As the latest Children Commissioner’s School Census (2025) makes clear, our schools and local authorities are facing unprecedented challenges in supporting children with additional needs. The number of children with Education, Health and Care Plans (EHCPs) has risen sharply, with a 10.8% increase in January 2025 compared to the previous year. Meanwhile, the government predicts this trend will continue. In the 2024/25 academic year, 14% of pupils received SEN Support, and 5% had EHCPs.

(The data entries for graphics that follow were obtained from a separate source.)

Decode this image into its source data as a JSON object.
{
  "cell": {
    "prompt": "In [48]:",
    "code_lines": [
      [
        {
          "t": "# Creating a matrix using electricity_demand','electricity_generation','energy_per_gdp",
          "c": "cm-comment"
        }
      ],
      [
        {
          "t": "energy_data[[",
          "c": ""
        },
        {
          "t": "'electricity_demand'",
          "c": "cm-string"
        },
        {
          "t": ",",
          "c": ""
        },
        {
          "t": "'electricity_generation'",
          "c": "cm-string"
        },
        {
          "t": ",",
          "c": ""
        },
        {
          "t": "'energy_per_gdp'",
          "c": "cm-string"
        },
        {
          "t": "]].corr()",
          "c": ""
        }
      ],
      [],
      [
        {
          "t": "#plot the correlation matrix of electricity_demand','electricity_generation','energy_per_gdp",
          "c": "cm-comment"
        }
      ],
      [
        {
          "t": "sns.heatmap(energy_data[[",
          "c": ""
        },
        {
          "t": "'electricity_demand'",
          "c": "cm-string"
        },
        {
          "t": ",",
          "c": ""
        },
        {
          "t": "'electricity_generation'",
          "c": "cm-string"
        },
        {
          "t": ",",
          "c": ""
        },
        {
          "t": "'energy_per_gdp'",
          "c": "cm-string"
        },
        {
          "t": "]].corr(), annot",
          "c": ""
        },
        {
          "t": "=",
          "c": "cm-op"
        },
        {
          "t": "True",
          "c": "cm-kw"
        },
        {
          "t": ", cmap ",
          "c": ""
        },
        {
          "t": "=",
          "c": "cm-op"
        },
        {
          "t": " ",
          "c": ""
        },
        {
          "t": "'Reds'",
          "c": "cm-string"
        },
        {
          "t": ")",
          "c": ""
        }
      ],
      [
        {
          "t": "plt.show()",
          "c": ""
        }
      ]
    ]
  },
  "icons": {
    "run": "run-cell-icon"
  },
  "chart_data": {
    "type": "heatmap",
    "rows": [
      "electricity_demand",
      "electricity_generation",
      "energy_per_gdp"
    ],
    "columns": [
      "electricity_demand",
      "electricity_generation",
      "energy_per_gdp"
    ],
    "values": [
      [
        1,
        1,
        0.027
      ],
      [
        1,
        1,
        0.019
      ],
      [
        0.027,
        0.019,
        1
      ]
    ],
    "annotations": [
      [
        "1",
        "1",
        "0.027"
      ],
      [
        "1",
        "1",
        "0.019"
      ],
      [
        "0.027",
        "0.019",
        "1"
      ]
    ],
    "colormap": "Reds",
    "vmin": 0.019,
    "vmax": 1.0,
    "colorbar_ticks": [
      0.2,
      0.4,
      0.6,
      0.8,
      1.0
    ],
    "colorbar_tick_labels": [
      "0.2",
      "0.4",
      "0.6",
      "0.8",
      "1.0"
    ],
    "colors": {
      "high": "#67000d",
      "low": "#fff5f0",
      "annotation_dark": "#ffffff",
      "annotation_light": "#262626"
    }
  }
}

Autistic spectrum disorder remains the most common primary need for children with EHCPs, while speech, language, and communication needs are most prevalent for those receiving SEN Support. While dedicated funding streams such as the pupil premium, SEND funding, and support for looked-after children provide vital resources, the system is under strain.
Nearly all schools report funding as a major barrier – 95% of primary and 94% of secondary schools. Staff capacity is also stretched, with 78% of primary and 74% of secondary schools highlighting this as an obstacle to providing the support children need.
Many of the most vulnerable children, those experiencing trauma such as bereavement, abuse, homelessness, or parental incarceration, often remain unrecognised or are pushed into the SEND system. SEND frameworks are not designed to meet these broader needs. With non-statutory early intervention funding having fallen by 42% since 2010, families and schools often have no alternative support routes.
The upcoming Schools White Paper coincides with the Children’s Commissioner’s recommendation that schools broaden their focus on children with additional needs, both inside and outside the classroom. The current system is limited: it is designed to address only a narrow set of needs and does not provide schools with a full picture of a child’s life or an easy way to coordinate with other state services. Ofsted currently defines “disadvantaged pupils” in a way that restricts support to those with specific needs tied to pupil premium criteria. This approach is outdated. The education system should instead recognise and respond to a wider range of additional needs, including those of disabled children, children with learning difficulties, and those facing diverse barriers to learning.
The consequences of the current approach are profound. Children may be labelled with a SEN diagnosis simply to access the support they need, while delays in assessment and long waiting lists leave children without vital help for months or even years. Complicating matters, SEN and trauma can present in very similar ways. A child’s hyperactivity, withdrawal, emotional outbursts, or learning difficulties could stem from SEN, trauma, or both, yet the system often treats these as separate or mutually exclusive issues.
This reliance on a deficit-based model is deeply concerning. It asks children to prove limitations or receive formal diagnoses in order to access support for natural responses to life’s challenges. It delays interventions that could prevent lifelong difficulties and places undue pressure on families.
At KidsAid, we believe every child deserves timely, appropriate support—regardless of labels. The current system often makes this challenging, which makes it all the more important to advocate for broader funding, early intervention, and holistic approaches that recognise the full spectrum of children’s experiences. Support should be driven by children’s needs, not their diagnoses. As Dame Rachel de Souza, the Children’s Commissioner, highlights, children should not feel pressured to obtain a medical diagnosis for behaviours that are natural responses to life’s challenges. No child should ever feel that they are the problem for feeling sad, struggling, or simply being different.
The 2025 Schools White Paper will outline the UK government’s vision for improving standards and outcomes for all pupils, with a particular focus on Special Educational Needs and Disabilities (SEND). We hope its proposals directly address the needs identified in the Children’s Commissioner’s School Census, because we must act now to ensure children receive the support they deserve, before these numbers rise further and more young people fall through the cracks.